Moscow’s Manege Exhibition Hall has opened a scale display dedicated to Mikhail Gorbachev and his era – that of Glasnost and Perestroika, of changes. This major project unveils the overview of the political, social and cultural context of the 1980s.
Mikhail Gorbachev personally attended the opening of the display on Monday afternoon. The opening ceremony was darkened with the news about the bombing in Moscow’s Domodedovo Airport and began with a minute's silence.
“I know what press is, what photography is, what cinema is, I love it all. And thereupon major decisions were taken, the law on the freedom of press. Everything takes its roots from Perestroika in order to widen the borders of freedom. Without Glasnonst I’d probably still be the Secretary-General,” Mikhail Gorbachev said at the opening of the display, coinciding with the year of his 80th birthday.
Read more about Mikhail Gorbachev on Russiapedia
The 1980s are rightfully associated with the name of the first and last president of the USSR Mikhail Gorbachev. This decade entered the history of Russia as the era of major transformations in the Soviet political and economical system, the end of the Cold War and the fall of the Iron Curtain. These years have also become the age of the Soviet Cultural Revolution. The latter gave the green light for dozens of artists of all media, such as cinema, music, photography and others, to flourish. Their artworks made a significant part of the display.
Some 300 photographs depict the milestone events of the 1980s such as the fall of the Berlin Wall; the withdrawal of Soviet troops from Afghanistan; the return of Soviet nuclear physicist and one of the creators of the Soviet H-bomb, dissident and human rights activist Andrey Sakharov from exile; Soviet coup and tanks in Moscow in August 1991.

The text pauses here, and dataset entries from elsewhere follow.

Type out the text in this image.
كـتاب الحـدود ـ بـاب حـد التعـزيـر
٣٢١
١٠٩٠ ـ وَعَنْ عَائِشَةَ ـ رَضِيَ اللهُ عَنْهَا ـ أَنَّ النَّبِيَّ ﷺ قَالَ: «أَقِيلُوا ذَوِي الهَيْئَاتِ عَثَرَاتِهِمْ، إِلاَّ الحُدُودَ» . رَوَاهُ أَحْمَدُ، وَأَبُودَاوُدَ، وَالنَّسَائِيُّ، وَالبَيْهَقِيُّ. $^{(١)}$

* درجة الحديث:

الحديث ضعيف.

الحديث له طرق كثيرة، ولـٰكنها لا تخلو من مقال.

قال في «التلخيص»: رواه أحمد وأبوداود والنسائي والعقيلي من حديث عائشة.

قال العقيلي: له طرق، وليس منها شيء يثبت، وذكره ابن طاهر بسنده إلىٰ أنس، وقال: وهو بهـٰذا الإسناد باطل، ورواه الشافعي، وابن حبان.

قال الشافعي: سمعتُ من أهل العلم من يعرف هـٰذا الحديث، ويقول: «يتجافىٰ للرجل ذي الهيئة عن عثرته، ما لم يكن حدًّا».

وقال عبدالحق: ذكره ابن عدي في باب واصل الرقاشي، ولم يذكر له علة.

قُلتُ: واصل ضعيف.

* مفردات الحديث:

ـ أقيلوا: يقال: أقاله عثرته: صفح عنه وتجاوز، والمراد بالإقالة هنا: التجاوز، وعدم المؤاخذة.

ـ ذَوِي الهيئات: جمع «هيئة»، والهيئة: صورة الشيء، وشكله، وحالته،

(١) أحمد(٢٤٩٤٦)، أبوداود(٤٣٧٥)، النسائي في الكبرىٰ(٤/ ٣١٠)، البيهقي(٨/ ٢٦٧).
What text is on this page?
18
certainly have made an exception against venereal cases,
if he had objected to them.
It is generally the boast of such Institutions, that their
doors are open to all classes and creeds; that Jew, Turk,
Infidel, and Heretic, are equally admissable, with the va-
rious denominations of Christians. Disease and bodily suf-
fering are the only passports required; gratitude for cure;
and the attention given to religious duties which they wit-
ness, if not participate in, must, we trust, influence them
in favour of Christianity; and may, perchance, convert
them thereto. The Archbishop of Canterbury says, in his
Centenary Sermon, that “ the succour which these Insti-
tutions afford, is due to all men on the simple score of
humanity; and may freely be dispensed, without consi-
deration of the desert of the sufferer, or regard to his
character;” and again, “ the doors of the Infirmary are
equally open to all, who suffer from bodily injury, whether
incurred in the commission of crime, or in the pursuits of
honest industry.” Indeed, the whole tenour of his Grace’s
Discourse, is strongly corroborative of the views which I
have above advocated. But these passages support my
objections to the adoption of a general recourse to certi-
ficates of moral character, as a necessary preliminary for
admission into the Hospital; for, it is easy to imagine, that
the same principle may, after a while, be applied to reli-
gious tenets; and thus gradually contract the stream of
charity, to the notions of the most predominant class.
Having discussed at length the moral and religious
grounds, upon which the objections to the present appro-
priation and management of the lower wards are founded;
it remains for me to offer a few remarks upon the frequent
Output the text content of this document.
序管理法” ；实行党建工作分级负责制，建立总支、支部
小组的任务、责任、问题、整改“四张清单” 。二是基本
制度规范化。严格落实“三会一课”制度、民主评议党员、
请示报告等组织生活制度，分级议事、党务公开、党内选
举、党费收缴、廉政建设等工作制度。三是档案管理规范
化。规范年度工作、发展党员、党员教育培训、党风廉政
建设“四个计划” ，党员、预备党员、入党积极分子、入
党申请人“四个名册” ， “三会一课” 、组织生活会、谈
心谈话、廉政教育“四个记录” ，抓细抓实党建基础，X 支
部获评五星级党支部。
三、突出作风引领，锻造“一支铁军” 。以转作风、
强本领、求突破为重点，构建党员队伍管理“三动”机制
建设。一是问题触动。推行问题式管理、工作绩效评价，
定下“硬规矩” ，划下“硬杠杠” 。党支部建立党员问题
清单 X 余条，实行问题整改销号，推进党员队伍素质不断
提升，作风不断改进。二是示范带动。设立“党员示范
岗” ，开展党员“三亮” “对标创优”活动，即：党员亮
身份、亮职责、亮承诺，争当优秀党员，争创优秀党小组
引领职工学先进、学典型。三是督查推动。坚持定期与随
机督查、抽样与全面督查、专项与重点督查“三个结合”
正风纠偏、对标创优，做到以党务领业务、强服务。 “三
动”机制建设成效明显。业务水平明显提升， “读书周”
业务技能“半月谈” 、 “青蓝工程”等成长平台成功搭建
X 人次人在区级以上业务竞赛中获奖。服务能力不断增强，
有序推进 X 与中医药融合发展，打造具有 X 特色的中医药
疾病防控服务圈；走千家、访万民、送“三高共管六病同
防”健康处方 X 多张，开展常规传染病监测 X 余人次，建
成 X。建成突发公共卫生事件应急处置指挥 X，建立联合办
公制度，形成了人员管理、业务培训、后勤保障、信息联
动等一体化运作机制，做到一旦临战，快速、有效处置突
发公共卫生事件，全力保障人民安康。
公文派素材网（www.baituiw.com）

Other photographs show the active social life of those controversial years with their meetings, life in communal apartments, children and pensioners, punks, musicians and artists. Two halls of the display are dedicated to the cultural transformations of the 1980s with a new booming artistic life. The voice of singer Victor Tsoy, the front man of legendary rock band "Kino", one of the pioneers of Russian rock became the idol of that epoch. Their song “Peremen!” (We Demand Changes!) was chosen by the organizers as the soundtrack of the display.
Apart from “Kino”, the photographs feature other alternative rock musicians, such as “Zvuki Mu”, “Aquarium", then a young singer Zhanna Aguzarova; underground artists widely known today, such as Sergey Mironenko, Andrey Filippov, Yury Avvakumov, Konstantin Zvezdochetov, Pavel Pepperstein and others.
The project offers a wide overview of one of the most interesting periods in the history of Russia. Along with documentary photo-shoots, the display shows issues of the 1980s press, big screens display feature films which contributed a lot to Soviet and Russian filmmaking. Among them are “Taxi Blues”, for which Pavel Lungin won the Best Director award in Cannes in 1990; "Plumbum, or a Dangerous Game" (1986) by Vadim Abdrashitov, which scored an award at Venice Film Festival in 1987; Sergey Solovyov's "Assa" (1987), considered one of the main Soviet rock-music movies.
The display is open to the public from Tuesday January 25 and will run through to March 8.